The following advice comes from Chris White from the Royal Shakespeare company who worked with the students on Friday afternoon. He concentrated on a single soliloquy from Act 3, Scene 1 (Attached at the bottom)
- Feminine ending of line 3 a good example of form and content working together: the iambic line is not sufficient to contain the surge of emotion, hence the ‘o’erflow’
- Monosyllabic lines: line 4 is a good example. A technique Shakespeare uses often to encourage the actor to give space and time for the words. It is a technique that serves as an emotional clue to the actor
- Alliteration through the first 8 lines, of ‘w’: an encouragement for the actor to make a thread through these sounds and to draw particular attention to ‘woes’ – the emotional centre of the speech; and ‘welkin’ – Lavinia, the subject of the speech and source of woe.
- Personification: good example in line 5. As with the use of metaphor in line 7 and beyond, it is a clue to the actor that there is a need to reach beyond the everyday to encompass the scale of feeling
- Caesura: really strong example in line 7; when in the middle of the line there is a change of thought and sense that is indicated by a semi-colon (as here) or a full stop. In this case, the technique is used to steer the actor towards a big shift. Here it is ‘I’ to ‘her’ and the strong suggestion is that her actual physical presence shocks him anew. So, again, the literary technique is deployed to steer the actor towards a sudden shift in focus and emotion
- Repetition in line 9 and 10 suggests a build and growth towards climax, which is further shown through…
- Enjambment: where the sense of line 10 overflows into line 11. Previously, the sense pretty much fits within each verse line. The fact that it over spills here is another clue to the actor that when the form ceases to be regular, the emotional current is at its strongest and the speaker, Titus, is struggling to express the full weight of what he is feeling and undergoing.
- Sound carrying meaning: there is probably a better technical term for this but we observed that near the end of the speech the word ‘vomit’ sticks out. Again, the reason is technical: Shakespeare has avoided using the ‘v’ sound until now so that is has maximum impact when it does. In an essay I would suggest referring to this as the ‘sonic range’ used by Shakespeare (?). Just after the word ‘vomit’, we also observed that the first full stop occurs. The use of this new form of punctuation suggests a pause for the actor and the suggestion that all that has gone before it has been in constant motion, a flurry, like vomiting, a quality which was detectable when you read it aloud.

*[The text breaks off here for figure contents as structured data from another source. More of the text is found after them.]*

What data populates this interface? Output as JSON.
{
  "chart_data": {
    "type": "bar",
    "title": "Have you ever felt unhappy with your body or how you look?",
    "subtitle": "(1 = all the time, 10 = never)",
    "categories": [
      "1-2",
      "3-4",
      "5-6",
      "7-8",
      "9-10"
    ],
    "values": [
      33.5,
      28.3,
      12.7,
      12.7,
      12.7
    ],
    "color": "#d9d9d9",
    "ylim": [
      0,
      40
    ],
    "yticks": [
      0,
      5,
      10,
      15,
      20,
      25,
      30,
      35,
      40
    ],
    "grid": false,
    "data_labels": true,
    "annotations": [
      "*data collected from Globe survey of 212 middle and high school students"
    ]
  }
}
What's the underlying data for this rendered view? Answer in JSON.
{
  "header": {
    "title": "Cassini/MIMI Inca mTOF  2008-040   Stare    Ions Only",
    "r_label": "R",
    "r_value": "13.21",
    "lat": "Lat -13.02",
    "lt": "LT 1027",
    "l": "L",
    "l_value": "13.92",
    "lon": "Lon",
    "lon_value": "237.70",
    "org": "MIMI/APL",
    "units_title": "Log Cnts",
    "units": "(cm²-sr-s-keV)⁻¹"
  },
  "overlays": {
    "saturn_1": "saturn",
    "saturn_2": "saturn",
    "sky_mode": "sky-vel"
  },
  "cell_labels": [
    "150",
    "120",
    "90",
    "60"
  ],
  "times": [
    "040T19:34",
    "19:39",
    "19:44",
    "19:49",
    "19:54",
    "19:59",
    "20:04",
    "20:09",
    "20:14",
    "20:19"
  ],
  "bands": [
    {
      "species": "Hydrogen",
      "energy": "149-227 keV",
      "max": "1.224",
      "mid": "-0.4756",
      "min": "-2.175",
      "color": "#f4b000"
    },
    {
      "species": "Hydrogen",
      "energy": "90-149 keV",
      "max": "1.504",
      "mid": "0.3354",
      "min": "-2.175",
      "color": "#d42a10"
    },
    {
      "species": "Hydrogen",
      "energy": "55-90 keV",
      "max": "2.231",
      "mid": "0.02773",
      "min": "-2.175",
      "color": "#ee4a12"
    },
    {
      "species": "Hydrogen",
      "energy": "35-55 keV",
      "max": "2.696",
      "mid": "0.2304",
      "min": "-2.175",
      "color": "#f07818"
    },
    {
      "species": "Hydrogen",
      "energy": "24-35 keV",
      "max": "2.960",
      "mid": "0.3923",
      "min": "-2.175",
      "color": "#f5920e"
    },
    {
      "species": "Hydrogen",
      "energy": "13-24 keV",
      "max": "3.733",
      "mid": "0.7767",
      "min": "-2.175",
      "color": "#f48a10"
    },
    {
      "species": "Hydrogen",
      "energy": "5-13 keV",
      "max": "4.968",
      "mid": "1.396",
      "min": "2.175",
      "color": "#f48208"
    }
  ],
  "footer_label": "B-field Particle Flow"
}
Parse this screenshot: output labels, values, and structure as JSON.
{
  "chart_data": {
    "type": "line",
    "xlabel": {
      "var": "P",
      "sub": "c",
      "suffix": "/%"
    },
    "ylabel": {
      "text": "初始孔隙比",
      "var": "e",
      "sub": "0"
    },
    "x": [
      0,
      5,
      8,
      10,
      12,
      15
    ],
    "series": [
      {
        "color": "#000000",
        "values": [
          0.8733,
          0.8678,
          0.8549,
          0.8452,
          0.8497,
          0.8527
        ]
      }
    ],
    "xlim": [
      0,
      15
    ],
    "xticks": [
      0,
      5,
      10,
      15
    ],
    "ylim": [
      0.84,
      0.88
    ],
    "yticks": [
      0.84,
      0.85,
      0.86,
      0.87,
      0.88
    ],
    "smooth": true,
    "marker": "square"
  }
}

In summary, the use of literary techniques are plentiful and are there to help the actor bring the words alive.
TITUS ANDRONICUS
If there were reason for these miseries,
Then into limits could I bind my woes:
When heaven doth weep, doth not the earth o’erflow?
If the winds rage, doth not the sea wax mad,
Threatening the welkin with his big-swoln face?
And wilt thou have a reason for this coil?
I am the sea; hark, how her sighs do blow!
She is the weeping welkin, I the earth:
Then must my sea be moved with her sighs;
Then must my earth with her continual tears
Become a deluge, overflow’d and drown’d;
For why my bowels cannot hide her woes,
But like a drunkard must I vomit them.
Then give me leave, for losers will have leave
To ease their stomachs with their bitter tongues.